Acontecem tensões contínuas entre a possibilidade técnica de novas
práticas biomédicas e a sua admissibilidade ética. Tais tensões não podem
encontrar solução nem em uma ciência monopolizadora da racionalidade humana nem
em uma ética desconhecedora da legítima autonomia da ciência. Esta monopoliza a
racionalidade quando presume decidir sobre a bondade humana de suas descobertas
e da sua aplicação tecnológica. A ética, por sua vez, desconhece a autonomia da
ciência quando prescinde das suas relações cognoscitivas na própria função
normativa. E é assim que a racionalidade científica e aquela ética se opõem e
se contradizem.
A solução das tensões não passa por estas oposições, mas pelo encontro
das autonomias legítimas. A bioética não pode ignorar os progressos das
ciências e de suas contribuições para a verdade na ordem do conhecimento da
vida humana e das descobertas biomédicas. Uma bioética enraizada apenas nos
próprios princípios, fechada em uma concepção abstrata da vida humana e da lei
natural, é incapaz de discernir, compreender, motivar e persuadir.

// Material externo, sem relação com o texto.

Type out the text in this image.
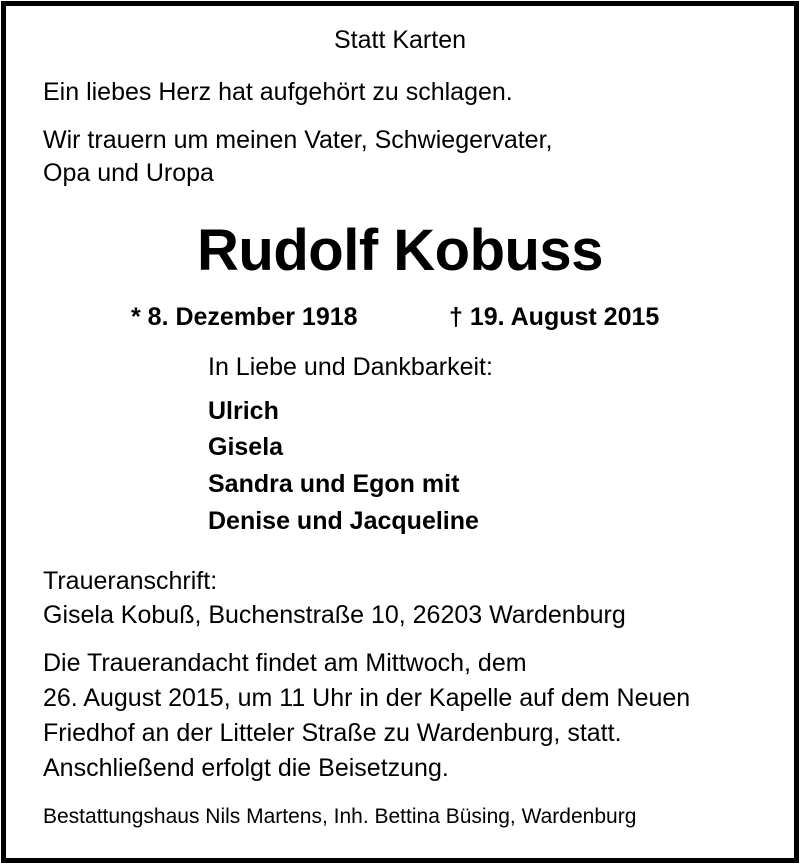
Statt Karten
Ein liebes Herz hat aufgehört zu schlagen.
Wir trauern um meinen Vater, Schwiegervater,
Opa und Uropa
Rudolf Kobuss
* 8. Dezember 1918	† 19. August 2015
In Liebe und Dankbarkeit:
Ulrich
Gisela
Sandra und Egon mit
Denise und Jacqueline
Traueranschrift:
Gisela Kobuß, Buchenstraße 10, 26203 Wardenburg
Die Trauerandacht findet am Mittwoch, dem
26. August 2015, um 11 Uhr in der Kapelle auf dem Neuen
Friedhof an der Litteler Straße zu Wardenburg, statt.
Anschließend erfolgt die Beisetzung.
Bestattungshaus Nils Martens, Inh. Bettina Büsing, Wardenburg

A racionalidade ética está aberta à racionalidade científica e
vice-versa. A racionalidade científica não absorve a racionalidade ética,
relativizando a ordem dos valores e dos fins humanos, mas se relaciona com
estes. O verdadeiro não coincide com o dado científico. Enquanto dado humano,
tem uma sua profundidade que a racionalidade técnico-científica não pode
exaurir. Ele deve ser expresso em âmbito de valor, para compreender a validade
humana, e assim é introduzida a instância ética na ciência e na técnica.
Entretanto, isto não acontece automaticamente, em razão das diversas
aberturas epistemológicas da ciência e da ética, da biomedicina e da bioética,
mas como o relacionamento efetivo da racionalidade científica dos dados e dos
meios com aquele da ética dos valores e dos fins. São necessárias a consciência
e a responsabilidade éticas do biólogo e do médico, distinguindo o dado do
valor, a praticabilidade técnica da liceidade ética.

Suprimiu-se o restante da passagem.